Vine, E. E., Austin, P. J., O’Neil, T. R., Nasr, N., Bertram, K. M., Cunningham, A. L., & Harman, A. N. (2024). Epithelial dendritic cells vs. Langerhans cells: Implications for mucosal vaccines. Cell Reports, 43. DOI: https://doi.org/10.1016/j.celrep.2024.113977

Other References

Bertram KM, Botting RA, Baharlou B, Rhodes JW, Rana H, Graham JD, Patrick E, Fletcher J, Plasto TM, Truong NR, Royle C, Doyle CM, Tong O,Nasr N, Barnouti L, Kohout MP, Brooks AJ, Wines MP, Haertsch P, Lim J, Gosselink MP, Ctercteko G, Estes JD, Churchill MJ, Cameron PU, Hunter E Haniffa MA, Cunningham AL, Harman AN. Identification of HIV Transmitting CD11c+ Human Epidermal Dendritic Cells Nature Communications 2019 PMID: 31227717.

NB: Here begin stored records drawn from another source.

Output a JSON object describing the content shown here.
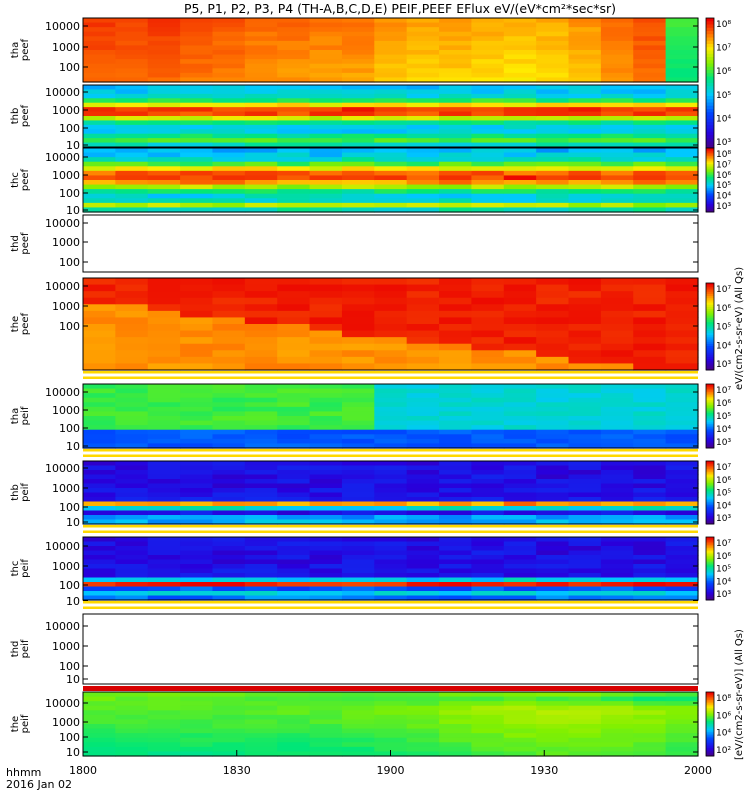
{
  "title": "P5, P1, P2, P3, P4 (TH-A,B,C,D,E) PEIF,PEEF EFlux eV/(eV*cm²*sec*sr)",
  "time_axis": {
    "label_line1": "hhmm",
    "label_line2": "2016 Jan 02",
    "ticks": [
      "1800",
      "1830",
      "1900",
      "1930",
      "2000"
    ]
  },
  "colorbar_unit_label": "[eV/(cm2-s-sr-eV)] (All Qs)",
  "colorbar_unit_label_upper": "eV/(cm2-s-sr-eV) (All Qs)",
  "chart_data": {
    "type": "heatmap",
    "x_range": [
      "18:00",
      "20:00"
    ],
    "x_ticks": [
      "1800",
      "1830",
      "1900",
      "1930",
      "2000"
    ],
    "y_scale": "log",
    "colormap": "rainbow (purple-blue-cyan-green-yellow-red)",
    "panels": [
      {
        "ylabel": [
          "tha",
          "peef"
        ],
        "y_ticks": [
          "10000",
          "1000",
          "100"
        ],
        "has_data": true,
        "colorbar_ticks": [
          "10⁸",
          "10⁷",
          "10⁶",
          "10⁵",
          "10⁴",
          "10³"
        ],
        "level_by_time": [
          0.95,
          0.94,
          0.95,
          0.93,
          0.92,
          0.9,
          0.9,
          0.89,
          0.89,
          0.86,
          0.85,
          0.85,
          0.84,
          0.83,
          0.84,
          0.86,
          0.9,
          0.93,
          0.6
        ]
      },
      {
        "ylabel": [
          "thb",
          "peef"
        ],
        "y_ticks": [
          "10000",
          "1000",
          "100",
          "10"
        ],
        "has_data": true,
        "colorbar_ticks": [
          "10⁸",
          "10⁷",
          "10⁶",
          "10⁵",
          "10⁴",
          "10³"
        ]
      },
      {
        "ylabel": [
          "thc",
          "peef"
        ],
        "y_ticks": [
          "10000",
          "1000",
          "100",
          "10"
        ],
        "has_data": true,
        "colorbar_ticks": [
          "10⁸",
          "10⁷",
          "10⁶",
          "10⁵",
          "10⁴",
          "10³"
        ]
      },
      {
        "ylabel": [
          "thd",
          "peef"
        ],
        "y_ticks": [
          "10000",
          "1000",
          "100"
        ],
        "has_data": false
      },
      {
        "ylabel": [
          "the",
          "peef"
        ],
        "y_ticks": [
          "10000",
          "1000",
          "100"
        ],
        "has_data": true,
        "colorbar_ticks": [
          "10⁷",
          "10⁶",
          "10⁵",
          "10⁴",
          "10³"
        ]
      },
      {
        "ylabel": [
          "tha",
          "peif"
        ],
        "y_ticks": [
          "10000",
          "1000",
          "100",
          "10"
        ],
        "has_data": true,
        "colorbar_ticks": [
          "10⁷",
          "10⁶",
          "10⁵",
          "10⁴",
          "10³"
        ]
      },
      {
        "ylabel": [
          "thb",
          "peif"
        ],
        "y_ticks": [
          "10000",
          "1000",
          "100",
          "10"
        ],
        "has_data": true,
        "colorbar_ticks": [
          "10⁷",
          "10⁶",
          "10⁵",
          "10⁴",
          "10³"
        ]
      },
      {
        "ylabel": [
          "thc",
          "peif"
        ],
        "y_ticks": [
          "10000",
          "1000",
          "100",
          "10"
        ],
        "has_data": true,
        "colorbar_ticks": [
          "10⁷",
          "10⁶",
          "10⁵",
          "10⁴",
          "10³"
        ]
      },
      {
        "ylabel": [
          "thd",
          "peif"
        ],
        "y_ticks": [
          "10000",
          "1000",
          "100",
          "10"
        ],
        "has_data": false
      },
      {
        "ylabel": [
          "the",
          "peif"
        ],
        "y_ticks": [
          "10000",
          "1000",
          "100",
          "10"
        ],
        "has_data": true,
        "colorbar_ticks": [
          "10⁸",
          "10⁶",
          "10⁴",
          "10²"
        ]
      }
    ]
  }
}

Bertram KM, Truong NR, Smith JB, Kim M, Sandgren KJ, Feng KL, Herbert J, Rana H, Danastas K, Miranda M, Rhodes JW, Patrick E, Cohen RC, Lim J, Merten S, Harman AN*, Cunningham AL*.  Herpes Simplex Virus type 1 infects Langerhans cells and the novel epidermal dendritic cell, Epi-cDC2s, via different entry pathways PLOS Pathogens 2021. PMID: 33905459. * equal last author

Bertram KM, O’Neil TR, Vine EE, Baharlou H, Cunningham AL, Harman AN. Defining the landscape of human epidermal mononuclear phagocytes. Immunity 2023. PMID: 36921567.

About The Author

Andrew Harman carried out his PhD at the University of Cambridge studying how Herpes Simplex Virus enter cells and establishes epidermal infection. He moved to the Westmead Health Precinct in 2002 and is now a Professor of Virology and Immunology in the School of Medical Sciences at the University of Sydney and the Co-Director of the Centre for Virus Research at the Westmead Institute for Medical Research. He has driven partnerships with over 30 clinicians making him globally unique in his privileged access to a wide range of human tissues freshly discarded from surgery, affected by a range of disease conditions. He holds two NHMRC Ideas Grants as CIA, which fund his two research groups that investigate sexual transmission of HIV and Inflammatory Bowel Disease. Importantly, he has identified new dendritic cell populations that inhabit the stratified squamous epithelium in addition to Langerhans’s cells.